Eastwood Goes Out With A Bang in Gran Torino
by Alex Congrove


First and foremost, Clint Eastwood is a BAMF. In his third film as a director (High Plains Drifter), he kills three people from a barber chair, commits rape, and is basically elected mayor while secretly playing a ghost. After a sojourn from contributing to his image as a BAMF he returns in his self-directed film, Gran Torino.

In response to gang pressures, Eastwood’s Hmong teenage neighbor tries to steal his prized possession (obviously a Gran Torino). He reluctantly reforms the teen, they bond and from there ensues the usual plot dynamics of man overcoming prejudices as unlikely people forge a life-long friendship, etc. Although, hackneyed plot patterns like this can drive a film to mediocrity (i.e. the collaborative efforts of Jerry Bruckheimer and Michael Bay). The plot of the Hmong teen is necessary to get the film to where it has to go, which is to explore and resolve Eastwood’s character’s lifelong events during the Korean War. Eastwood’s friendship with the kid then becomes a surrogate penitence for his prior sin.

Eastwood doesn’t just carry the film, his persona is the film. He plays Walt Kowalski, a laconic, hard-boiled, Korean war veteran and retired Detroit auto worker. (In this way it is clear the film will envelope the landscape of the blue collar ethic, and explores parts of that psyche.) His demeanor of a brewing anger held in weakly — by social etiquette — is not unlike his similarly hard-boiled character from the Dirty Harry series. For him, slurs such as “gook” and “spook” emanate with the casualness of “hello” or “goodbye.” This mannerism becomes salient and intrinsic to Kowalski’s identity.
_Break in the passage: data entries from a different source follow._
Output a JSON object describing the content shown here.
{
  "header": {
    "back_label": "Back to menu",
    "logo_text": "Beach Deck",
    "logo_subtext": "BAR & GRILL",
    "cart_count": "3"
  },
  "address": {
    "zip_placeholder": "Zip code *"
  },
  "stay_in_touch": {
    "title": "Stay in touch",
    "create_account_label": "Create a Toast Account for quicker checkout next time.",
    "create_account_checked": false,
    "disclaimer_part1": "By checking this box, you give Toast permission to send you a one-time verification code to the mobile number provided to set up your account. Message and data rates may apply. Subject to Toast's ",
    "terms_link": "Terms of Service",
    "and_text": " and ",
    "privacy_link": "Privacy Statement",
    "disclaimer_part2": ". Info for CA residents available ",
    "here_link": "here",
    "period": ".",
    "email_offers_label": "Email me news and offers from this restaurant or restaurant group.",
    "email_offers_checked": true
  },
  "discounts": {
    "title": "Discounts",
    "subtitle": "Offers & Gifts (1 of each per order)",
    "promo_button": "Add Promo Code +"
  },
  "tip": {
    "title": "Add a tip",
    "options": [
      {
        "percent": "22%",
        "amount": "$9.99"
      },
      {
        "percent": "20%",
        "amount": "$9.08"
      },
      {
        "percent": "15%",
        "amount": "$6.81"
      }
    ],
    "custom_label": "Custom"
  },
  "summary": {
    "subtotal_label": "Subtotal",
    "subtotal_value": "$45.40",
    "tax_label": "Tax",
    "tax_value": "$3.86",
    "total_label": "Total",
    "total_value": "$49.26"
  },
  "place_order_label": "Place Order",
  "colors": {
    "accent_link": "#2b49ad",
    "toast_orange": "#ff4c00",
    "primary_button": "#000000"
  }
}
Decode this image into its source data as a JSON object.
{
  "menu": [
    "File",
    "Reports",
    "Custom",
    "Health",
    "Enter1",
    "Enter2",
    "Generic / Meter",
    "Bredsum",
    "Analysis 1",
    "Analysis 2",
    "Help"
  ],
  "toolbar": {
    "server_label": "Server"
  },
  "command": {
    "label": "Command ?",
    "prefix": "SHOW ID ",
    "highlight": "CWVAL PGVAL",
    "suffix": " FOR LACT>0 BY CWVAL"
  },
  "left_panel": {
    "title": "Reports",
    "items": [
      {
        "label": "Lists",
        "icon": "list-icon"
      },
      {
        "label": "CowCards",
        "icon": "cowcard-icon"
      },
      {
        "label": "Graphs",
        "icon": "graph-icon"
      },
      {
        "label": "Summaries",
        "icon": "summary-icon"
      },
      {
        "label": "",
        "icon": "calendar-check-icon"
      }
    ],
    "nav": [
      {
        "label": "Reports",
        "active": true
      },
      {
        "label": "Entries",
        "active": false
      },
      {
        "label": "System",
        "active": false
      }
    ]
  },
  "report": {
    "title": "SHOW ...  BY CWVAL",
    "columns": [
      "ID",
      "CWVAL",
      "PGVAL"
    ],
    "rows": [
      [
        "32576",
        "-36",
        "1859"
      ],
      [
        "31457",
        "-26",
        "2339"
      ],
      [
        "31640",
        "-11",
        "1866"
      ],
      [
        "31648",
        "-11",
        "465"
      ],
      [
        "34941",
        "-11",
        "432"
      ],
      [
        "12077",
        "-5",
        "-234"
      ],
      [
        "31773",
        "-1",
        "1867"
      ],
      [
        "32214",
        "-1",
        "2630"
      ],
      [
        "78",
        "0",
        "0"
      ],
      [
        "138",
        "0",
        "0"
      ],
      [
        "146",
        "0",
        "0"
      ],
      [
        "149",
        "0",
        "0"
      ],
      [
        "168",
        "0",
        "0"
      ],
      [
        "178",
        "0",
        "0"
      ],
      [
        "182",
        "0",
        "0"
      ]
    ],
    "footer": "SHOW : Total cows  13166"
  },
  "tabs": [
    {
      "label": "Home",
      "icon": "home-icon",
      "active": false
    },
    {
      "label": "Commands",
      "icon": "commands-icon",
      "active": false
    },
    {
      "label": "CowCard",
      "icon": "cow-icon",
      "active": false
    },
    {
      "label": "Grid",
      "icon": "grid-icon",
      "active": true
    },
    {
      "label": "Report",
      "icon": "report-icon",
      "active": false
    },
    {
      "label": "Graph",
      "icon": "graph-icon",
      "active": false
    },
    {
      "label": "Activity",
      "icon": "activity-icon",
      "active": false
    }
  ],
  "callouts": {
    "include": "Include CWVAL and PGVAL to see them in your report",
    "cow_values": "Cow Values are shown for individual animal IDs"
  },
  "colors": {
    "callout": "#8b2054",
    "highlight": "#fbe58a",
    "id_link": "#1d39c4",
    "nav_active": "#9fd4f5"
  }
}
Kowalski fucks people up without having to fuck people up (although he occasionally does fuck people up with his call-it-like-he see’s-it way, which is similar to a racist grandpa who describes people as “negroes” and still thinks it’s still segregated 1945). His menace is not unlike that of Daniel Plainview confronting Rev. Sunday (There Will Be Blood), but is less violent and more intimidation based. This attitude of intimidation without violence drives the scenes of several altercations where he tries to protect the Hmong denizens of his neighborhood from “troublemakers” with gestures like pointing his hand like a gun and shooting imaginary bullets, a major stylistic motif of the film.

This film is not merely a character study; it is a social commentary on America and its sense of guardianship of those victimized by brutal forces. But that meaning does not suspend in mid-air without any character or plot derivation (also like any mediocre film, consult Armageddon for further reference). Whatever meaning the film explores about America results from Kowalski and his own inner demons.

In placing the film in the context of Eastwood’s career I would put it below Unforgiven and Million Dollar Baby, but miles ahead of Blood Work because I and society in general probably try to pretend a movie with Jeff Daniels as a serial killer doesn’t exist, which is probably for the best.

Clint Eastwood will receive the Modern Master Award at the upcoming 24th Annual Santa Barbara International Film Festival. The award, established in 1995, honors individuals who enrich culture through accomplishments in the motion picture industry.